StarlingX patching also supports patch removal, using the
:command:`sw-patch remove` and :command:`sw-patch host-install` commands. The
procedure is very similar to that of patch applying.
-------------------
Patch orchestration
-------------------
In the example shown above, we updated the hosts in the cluster one by one.
For a case where the cluster size is very large, the updating process will
take a long time, and the situation will be even worse for reboot-required
patches. The updating operation becomes very inefficient and can be a burden
to the cluster administrator. StarlingX has an advanced feature called patch
orchestration. It allows the whole system to be patched with a few operations,
which greatly reduces the administrator's effort required for system updating.

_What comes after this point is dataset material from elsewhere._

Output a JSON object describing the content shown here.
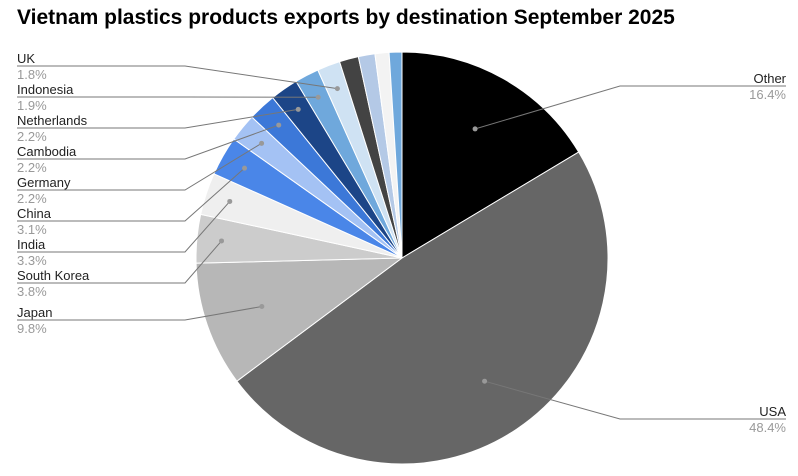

The operations can be performed using the CLI, the Horizon GUI, or the VIM
RESTful API.
#. The StarlingX CLI contains the client tool ``sw-manager``. It can be used
to perform patch orchestration. As shown below, we can use it to create and
apply a patch strategy, then the whole system will be updated.
::
controller-0:~$ sw-manager patch-strategy -h
usage: sw-manager patch-strategy [-h] ...
optional arguments:
-h, --help show this help message and exit
Software Patch Commands:
create Create a strategy
delete Delete a strategy
apply Apply a strategy
abort Abort a strategy
show Show a strategy
::
controller-0:~$ sw-manager patch-strategy create -h
usage: sw-manager patch-strategy create [-h]
[--controller-apply-type {serial,ignore}]

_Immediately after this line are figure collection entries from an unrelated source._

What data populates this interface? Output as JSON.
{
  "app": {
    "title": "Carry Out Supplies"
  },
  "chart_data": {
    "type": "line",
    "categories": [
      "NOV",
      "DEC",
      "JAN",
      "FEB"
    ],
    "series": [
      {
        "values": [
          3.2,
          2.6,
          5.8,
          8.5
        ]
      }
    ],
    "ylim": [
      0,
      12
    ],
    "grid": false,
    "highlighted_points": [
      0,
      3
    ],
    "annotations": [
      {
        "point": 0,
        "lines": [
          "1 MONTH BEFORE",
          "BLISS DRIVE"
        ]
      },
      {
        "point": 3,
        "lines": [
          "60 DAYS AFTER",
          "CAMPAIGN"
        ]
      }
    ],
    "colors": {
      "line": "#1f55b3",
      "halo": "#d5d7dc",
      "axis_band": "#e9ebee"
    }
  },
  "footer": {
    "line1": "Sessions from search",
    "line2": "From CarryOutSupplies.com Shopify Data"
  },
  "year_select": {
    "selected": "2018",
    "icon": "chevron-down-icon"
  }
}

[--storage-apply-type {serial,parallel,ignore}]
[--worker-apply-type {serial,parallel,ignore}]
[--max-parallel-worker-hosts {2,3,4,5,6,7,8,9,10,
11,12,13,14,15,16,17,18,19,20,21,22,23,24,25,26,27,
28,29,30,31,32,33,34,35,36,37,38,39,40,41,42,43,44,
45,46,47,48,49,50,51,52,53,54,55,56,57,58,59,60,61,
62,63,64,65,66,67,68,69,70,71,72,73,74,75,76,77,78,
79,80,81,82,83,84,85,86,87,88,89,90,91,92,93,94,95,
96,97,98,99,100}]
[--instance-action {migrate,stop-start}]
[--alarm-restrictions {strict,relaxed}]
optional arguments:
-h, --help show this help message and exit
--controller-apply-type {serial,ignore}
defaults to serial
--storage-apply-type {serial,parallel,ignore}
defaults to serial
--worker-apply-type {serial,parallel,ignore}
defaults to serial
--max-parallel-worker-hosts {2,3,4,5,6,7,8,9,10,11,12,13,14,15,16,
17,18,19,20,21,22,23,24,25,26,27,28,29,30,31,32,33,34,35,36,
37,38,39,40,41,42,43,44,45,46,47,48,49,50,51,52,53,54,55,56,
57,58,59,60,61,62,63,64,65,66,67,68,69,70,71,72,73,74,75,76,
77,78,79,80,81,82,83,84,85,86,87,88,89,90,91,92,93,94,95,96,
97,98,99,100}
maximum worker hosts to patch in parallel
--instance-action {migrate,stop-start}
defaults to stop-start
--alarm-restrictions {strict,relaxed}
defaults to strict
#. Using the Horizon GUI, click :menuselection:`Admin > Platform > Software Management`
and click the :guilabel:`Patch Orchestration` tab.
#. Using the VIM api, `<http://\<oam_ip\>:4545>`_
+--------+---------------------------------------+----------------------------+
| Method | URI | Description |
+========+=======================================+============================+
| Post | /api/orchestration/sw-update/strategy | Create a patch strategy |
+--------+---------------------------------------+----------------------------+
| Delete | /api/orchestration/sw-update/strategy | Delete current patch |
| | | strategy |
+--------+---------------------------------------+----------------------------+
| Get | /api/orchestration/sw-update/strategy | Get detailed information of|
| | | current patch strategy |
+--------+---------------------------------------+----------------------------+
| Post | /api/orchestration/sw-update/strategy/| Apply or abort a patch |
| | actions | strategy |
+--------+---------------------------------------+----------------------------+
To orchestrate patch applying, Patch Orchestration requires the system to be in
good condition. For example:
* All hosts must be in the state of unlocked-enabled-available
* The system is clear of alarms.
* Enough spare worker nodes for VM migration.
*
--------------
Current status
--------------
* The whole patching source code is already in StarlingX repositories, across
several projects, like “update”, “nfv”.
* Patch generation and manual patch application have been roughly verified for
both in-service patches and reboot-required patches. They are working.
* Patch orchestration has not been verified yet.